The Brooklyn Peaches want you to join their synchronized swim team

The Brooklyn Peaches do local performances, which are optional for students.
synchronized swimming lessons Brooklyn
“You’re really working your legs to keep you propelled off the bottom of the pool and your arms for movement above the water. Throughout, you’re engaging your core,” says Brooklyn Peaches co-founder, Nicole Sciarrillo. (Photo: Steph Goralnick)


Nicole Sciarrillo and Nicole Salm are the founders of the Brooklyn Peaches, a recreational synchronized swimming team that holds classes for those dying to get their feet wet—and poke them daintily out of the water.

The two 30-somethings are making waves for the glam water sport by treating it more like a boutique fitness class that pretty much anyone can do. No synchronized swimming experience is necessary.

“If you know how to swim and love to dance, then we will help you put the two together in the water,” says Sciarrillo, who co-founded the team in 2010. Otherwise, a willingness to wear a nose clip is pretty much the only requirement, lest you spend the class with water up your nostrils. And while the class skews female, it’s absolutely co-ed.

The workout is tough but fun and even chatty at times. Each class begins with five minutes of treading water egg-beater style. “It’s an essential skill in synchronized swimming because it frees up your arms for graceful gestures above the water, so we practice each time we get in the pool,” says Sciarrillo, who’s been doing synchro since she was six.

And while your head’s out of the water, chatting is acceptable in this fitness class. It builds camaraderie, and gives you a chance to make nice with those likely to get a face full of water from you while you’re learning flips and tricks.

Next, the Peaches use the side of the pool as a ballet barre. Nicole Salm, who studied ballet for 12 years, spearheads this section. Picture a gravitationally challenged Physique 57 session, with extra resistance. “It really strengthens our legs and core, keeps us focused on posture,” says Sciarrillo.

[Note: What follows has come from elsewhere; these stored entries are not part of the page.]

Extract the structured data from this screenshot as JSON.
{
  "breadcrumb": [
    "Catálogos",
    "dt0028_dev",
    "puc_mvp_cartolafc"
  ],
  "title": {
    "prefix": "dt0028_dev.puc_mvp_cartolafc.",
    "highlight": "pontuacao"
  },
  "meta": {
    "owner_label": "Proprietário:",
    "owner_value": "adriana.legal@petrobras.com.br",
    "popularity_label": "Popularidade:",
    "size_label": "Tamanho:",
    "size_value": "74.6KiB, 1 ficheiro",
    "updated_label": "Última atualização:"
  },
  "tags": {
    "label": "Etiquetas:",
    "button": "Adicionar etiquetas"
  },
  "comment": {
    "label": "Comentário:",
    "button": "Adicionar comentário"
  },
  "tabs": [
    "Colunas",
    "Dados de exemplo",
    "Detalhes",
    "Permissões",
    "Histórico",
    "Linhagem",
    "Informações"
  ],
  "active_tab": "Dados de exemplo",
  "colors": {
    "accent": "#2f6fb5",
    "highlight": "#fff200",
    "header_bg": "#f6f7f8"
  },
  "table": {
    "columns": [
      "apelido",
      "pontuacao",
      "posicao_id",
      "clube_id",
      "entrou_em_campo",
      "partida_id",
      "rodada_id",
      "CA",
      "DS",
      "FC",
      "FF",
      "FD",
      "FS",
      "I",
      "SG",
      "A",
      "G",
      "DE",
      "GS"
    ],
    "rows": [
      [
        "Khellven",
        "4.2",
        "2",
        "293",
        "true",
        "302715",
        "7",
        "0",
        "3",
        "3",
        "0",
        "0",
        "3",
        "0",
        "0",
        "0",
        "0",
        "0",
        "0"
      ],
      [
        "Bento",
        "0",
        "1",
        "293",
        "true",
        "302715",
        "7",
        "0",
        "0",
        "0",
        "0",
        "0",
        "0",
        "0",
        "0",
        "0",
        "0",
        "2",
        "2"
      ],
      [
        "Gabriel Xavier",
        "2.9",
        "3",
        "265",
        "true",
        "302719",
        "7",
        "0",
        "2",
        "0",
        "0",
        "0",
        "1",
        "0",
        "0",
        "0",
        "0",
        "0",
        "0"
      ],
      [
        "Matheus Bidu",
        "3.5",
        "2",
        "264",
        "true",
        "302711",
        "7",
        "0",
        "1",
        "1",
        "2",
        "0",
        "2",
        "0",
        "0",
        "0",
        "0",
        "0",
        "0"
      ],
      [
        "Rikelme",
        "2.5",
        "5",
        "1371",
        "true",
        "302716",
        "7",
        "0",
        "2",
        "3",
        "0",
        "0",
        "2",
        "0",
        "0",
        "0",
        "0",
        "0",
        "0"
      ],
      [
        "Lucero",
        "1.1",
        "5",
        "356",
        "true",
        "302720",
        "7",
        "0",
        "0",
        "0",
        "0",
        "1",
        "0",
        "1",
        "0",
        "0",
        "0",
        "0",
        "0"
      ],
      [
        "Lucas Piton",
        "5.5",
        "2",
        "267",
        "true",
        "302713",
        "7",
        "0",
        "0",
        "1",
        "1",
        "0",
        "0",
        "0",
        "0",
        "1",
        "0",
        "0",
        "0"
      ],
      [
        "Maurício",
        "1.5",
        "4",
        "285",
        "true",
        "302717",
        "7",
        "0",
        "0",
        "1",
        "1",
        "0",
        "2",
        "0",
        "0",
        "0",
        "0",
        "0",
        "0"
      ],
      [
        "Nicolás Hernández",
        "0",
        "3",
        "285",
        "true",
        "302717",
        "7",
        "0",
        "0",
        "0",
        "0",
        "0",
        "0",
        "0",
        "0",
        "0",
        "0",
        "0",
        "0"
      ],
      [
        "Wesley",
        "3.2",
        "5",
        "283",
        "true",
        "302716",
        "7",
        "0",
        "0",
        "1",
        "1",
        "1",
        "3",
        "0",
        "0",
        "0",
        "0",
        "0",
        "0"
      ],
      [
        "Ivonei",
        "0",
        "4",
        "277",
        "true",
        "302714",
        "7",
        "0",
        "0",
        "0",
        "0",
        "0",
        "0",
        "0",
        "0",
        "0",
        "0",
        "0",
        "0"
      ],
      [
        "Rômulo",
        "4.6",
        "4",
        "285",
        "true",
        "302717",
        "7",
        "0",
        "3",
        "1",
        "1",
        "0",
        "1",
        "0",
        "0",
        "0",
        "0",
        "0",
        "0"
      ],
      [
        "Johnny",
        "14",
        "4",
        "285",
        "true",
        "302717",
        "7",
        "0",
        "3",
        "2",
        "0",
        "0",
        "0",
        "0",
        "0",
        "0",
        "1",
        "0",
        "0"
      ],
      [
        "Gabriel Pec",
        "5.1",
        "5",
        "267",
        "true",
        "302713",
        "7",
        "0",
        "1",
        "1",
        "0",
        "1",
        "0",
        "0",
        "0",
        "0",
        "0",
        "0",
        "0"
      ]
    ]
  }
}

After another 15 minutes on “drills and skills,” the duration of class focuses on a routine set to music (Deee-Lite’s “Party People” is a recent fave), which is probably the most upbeat part of class.

Abby Schuman, of the Dodge Y on Atlantic Avenue where class are held, says it’s an incredibly popular class because “it’s a really fun exercise that tones your whole body. During a routine, you’re never touching the bottom of the pool. You’re treading water the whole time. Swimming laps is easier!” —Melisse Gelula

The Dodge Y, 225 Atlantic Ave., between Court and Smith Streets, Brooklyn; Classes are held Tuesday nights 8:00–9:00 p.m. For non-members, 4-week class series $90 (October 2–23), 8-week series $180 (October 30–December 18).